The rapid dizzying expansion of the Russian empire encouraged the Russians to proclaim Moscow (their own Holy city) as the Third Rome (after Rome & Constantinople). Incorporation of the Orthodox Christian faith into the Russian identity was State and Church sponsored.
Religious fervor and zeal for protecting the Holy lands and Christian pilgrims from Muslim aggression were a significant factor in vitalizing the Christian kingdoms into building armies and sending campaigns to the Middle East. The same tactics were sought once again in Imperial Russia. This time, not just for restoring the Holy lands into the Christian fold, but to resurrect the Byzantine Empire as well.
The Russians missed the first series of crusades in the Holy Lands (1095 – 1291); the Kievan Rus’ started embracing Christianity, in the Byzantine Orthodox faith, in the 11th century A.D. So, the Russians embarked on their own crusade, starting the early 18th century.
The early Russo-Turkish skirmishes and wars were a combination of direct confrontations and proxy wars.
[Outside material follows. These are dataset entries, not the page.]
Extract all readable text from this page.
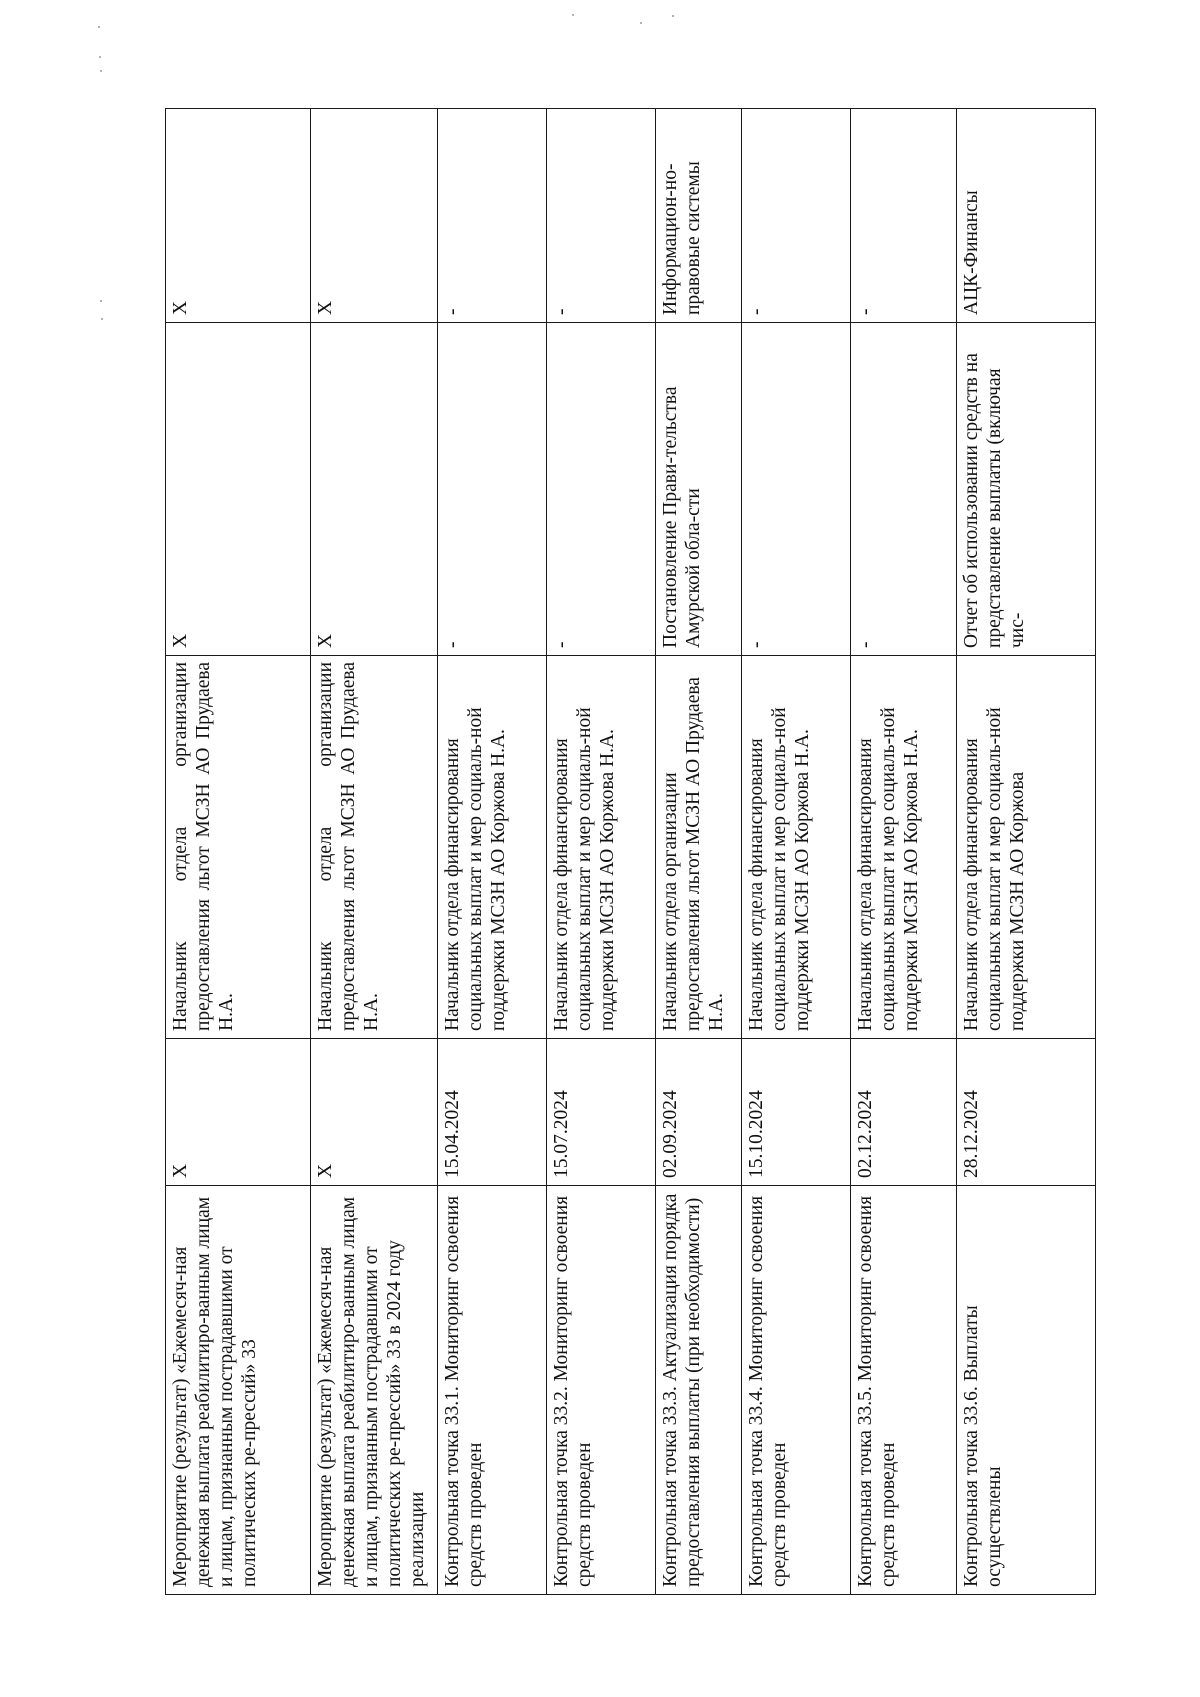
Мероприятие (результат) «Ежемесяч-ная денежная выплата реабилитиро-ванным лицам и лицам, признанным пострадавшими от политических ре-прессий» 33	X	Начальник отдела организации предоставления льгот МСЗН АО Прудаева Н.А.	X	X
Мероприятие (результат) «Ежемесяч-ная денежная выплата реабилитиро-ванным лицам и лицам, признанным пострадавшими от политических ре-прессий» 33 в 2024 году реализации	X	Начальник отдела организации предоставления льгот МСЗН АО Прудаева Н.А.	X	X
Контрольная точка 33.1. Мониторинг освоения средств проведен	15.04.2024	Начальник отдела финансирования социальных выплат и мер социаль-ной поддержки МСЗН АО Коржова Н.А.	-	-
Контрольная точка 33.2. Мониторинг освоения средств проведен	15.07.2024	Начальник отдела финансирования социальных выплат и мер социаль-ной поддержки МСЗН АО Коржова Н.А.	-	-
Контрольная точка 33.3. Актуализация порядка предоставления выплаты (при необходимости)	02.09.2024	Начальник отдела организации предоставления льгот МСЗН АО Прудаева Н.А.	Постановление Прави-тельства Амурской обла-сти	Информацион-но-правовые системы
Контрольная точка 33.4. Мониторинг освоения средств проведен	15.10.2024	Начальник отдела финансирования социальных выплат и мер социаль-ной поддержки МСЗН АО Коржова Н.А.	-	-
Контрольная точка 33.5. Мониторинг освоения средств проведен	02.12.2024	Начальник отдела финансирования социальных выплат и мер социаль-ной поддержки МСЗН АО Коржова Н.А.	-	-
Контрольная точка 33.6. Выплаты осуществлены	28.12.2024	Начальник отдела финансирования социальных выплат и мер социаль-ной поддержки МСЗН АО Коржова	Отчет об использовании средств на представление выплаты (включая чис-	АЦК-Финансы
In Ukraine and around the Black Sea, the Tatar Khanate of Crimea (1441 – 1783) did the Ottoman Sultan’s bidding for a long time. However, with the increasingly powerful and brutal Russian intervention, the Ottoman entered the fray of a long series of wars… and lost spectacularly. The first devastating blow to the Ottoman prestige came with the 1768-1774 war. A war vital in two aspects: it proved to weary Europe that the Russian Empire was indeed the behemoth they feared it was, and the Ottomans were no longer so.